Four years ago, she was a darling among national Democrats. The first openly gay Black woman to serve as mayor of Chicago and only the second woman to do so in the city’s history.
Part of it was the hand she was dealt: the pandemic, civil unrest triggered by the murder of George Floyd and the violent crime wave after those demonstrations.
Bad timing also can’t explain Lightfoot’s inability to get along with people and a relationship with the City Council so contentious at least seven members of her own leadership team abandoned ship, endorsing other mayoral candidates. Former Inspector General Joe Ferguson started as a Lightfoot friend. They’d worked together at the U.S. attorney’s office, and she helped convince then-Mayor Richard M. Daley to hire Ferguson as inspector general.
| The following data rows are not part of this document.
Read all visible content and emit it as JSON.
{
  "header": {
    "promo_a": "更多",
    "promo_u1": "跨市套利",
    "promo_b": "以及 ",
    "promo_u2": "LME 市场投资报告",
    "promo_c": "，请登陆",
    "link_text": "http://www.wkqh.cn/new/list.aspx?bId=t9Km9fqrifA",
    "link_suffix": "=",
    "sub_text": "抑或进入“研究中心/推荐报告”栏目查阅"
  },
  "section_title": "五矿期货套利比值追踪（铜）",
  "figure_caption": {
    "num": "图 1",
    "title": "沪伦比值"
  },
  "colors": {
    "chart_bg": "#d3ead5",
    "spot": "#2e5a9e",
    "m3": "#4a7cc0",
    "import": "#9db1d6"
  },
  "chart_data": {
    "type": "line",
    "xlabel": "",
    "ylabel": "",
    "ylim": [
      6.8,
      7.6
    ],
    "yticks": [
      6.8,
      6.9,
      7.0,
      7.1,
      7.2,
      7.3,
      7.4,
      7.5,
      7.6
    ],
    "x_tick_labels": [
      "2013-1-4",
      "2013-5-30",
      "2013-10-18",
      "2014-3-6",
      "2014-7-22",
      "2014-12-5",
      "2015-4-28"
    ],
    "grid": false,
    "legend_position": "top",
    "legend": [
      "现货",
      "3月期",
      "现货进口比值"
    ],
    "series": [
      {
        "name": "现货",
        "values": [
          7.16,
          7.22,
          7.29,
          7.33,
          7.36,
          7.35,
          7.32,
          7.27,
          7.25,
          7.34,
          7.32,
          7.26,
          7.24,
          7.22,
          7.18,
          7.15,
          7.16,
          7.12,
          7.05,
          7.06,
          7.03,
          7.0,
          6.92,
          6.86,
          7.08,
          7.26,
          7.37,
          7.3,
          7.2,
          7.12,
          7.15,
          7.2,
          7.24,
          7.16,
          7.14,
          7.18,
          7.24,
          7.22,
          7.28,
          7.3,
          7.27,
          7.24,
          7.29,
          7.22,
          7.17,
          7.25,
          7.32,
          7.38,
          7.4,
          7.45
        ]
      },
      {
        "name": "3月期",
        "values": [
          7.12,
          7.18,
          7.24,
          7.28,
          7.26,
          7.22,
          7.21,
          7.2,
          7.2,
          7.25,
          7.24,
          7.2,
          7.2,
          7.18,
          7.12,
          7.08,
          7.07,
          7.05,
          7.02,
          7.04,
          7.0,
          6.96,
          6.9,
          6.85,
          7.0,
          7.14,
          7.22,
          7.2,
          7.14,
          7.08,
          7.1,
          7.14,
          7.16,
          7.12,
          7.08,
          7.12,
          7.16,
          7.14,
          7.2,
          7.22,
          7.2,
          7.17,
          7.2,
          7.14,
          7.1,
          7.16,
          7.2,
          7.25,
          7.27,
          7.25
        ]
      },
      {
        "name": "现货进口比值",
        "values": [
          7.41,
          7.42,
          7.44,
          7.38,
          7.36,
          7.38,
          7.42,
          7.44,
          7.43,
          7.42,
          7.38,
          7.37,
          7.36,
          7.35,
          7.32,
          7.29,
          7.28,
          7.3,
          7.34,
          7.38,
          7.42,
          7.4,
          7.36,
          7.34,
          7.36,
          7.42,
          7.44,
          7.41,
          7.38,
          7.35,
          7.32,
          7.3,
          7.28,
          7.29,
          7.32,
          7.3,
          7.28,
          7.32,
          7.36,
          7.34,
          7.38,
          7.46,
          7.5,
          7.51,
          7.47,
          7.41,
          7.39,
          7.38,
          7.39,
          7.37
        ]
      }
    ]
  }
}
Pressed for specifics, Ferguson pointed to Lightfoot’s own campaign themes and 2019 transition report. He argued the "vast majority" of promises made in that report "never got implemented and, in critical areas, she did the opposite of what she said she would do."Exhibit "A" was reforming the police department. It was supposed to be Lightfoot’s greatest strength. She served as Mayor Rahm Emanuel’s Police Board president.
Ald. Anthony Beale has spent the last four years doing battle with Lightfoot after being stripped of his committee chairmanship for daring to oppose her choice of Ald. Scott Waguespack as Finance Committee chairman.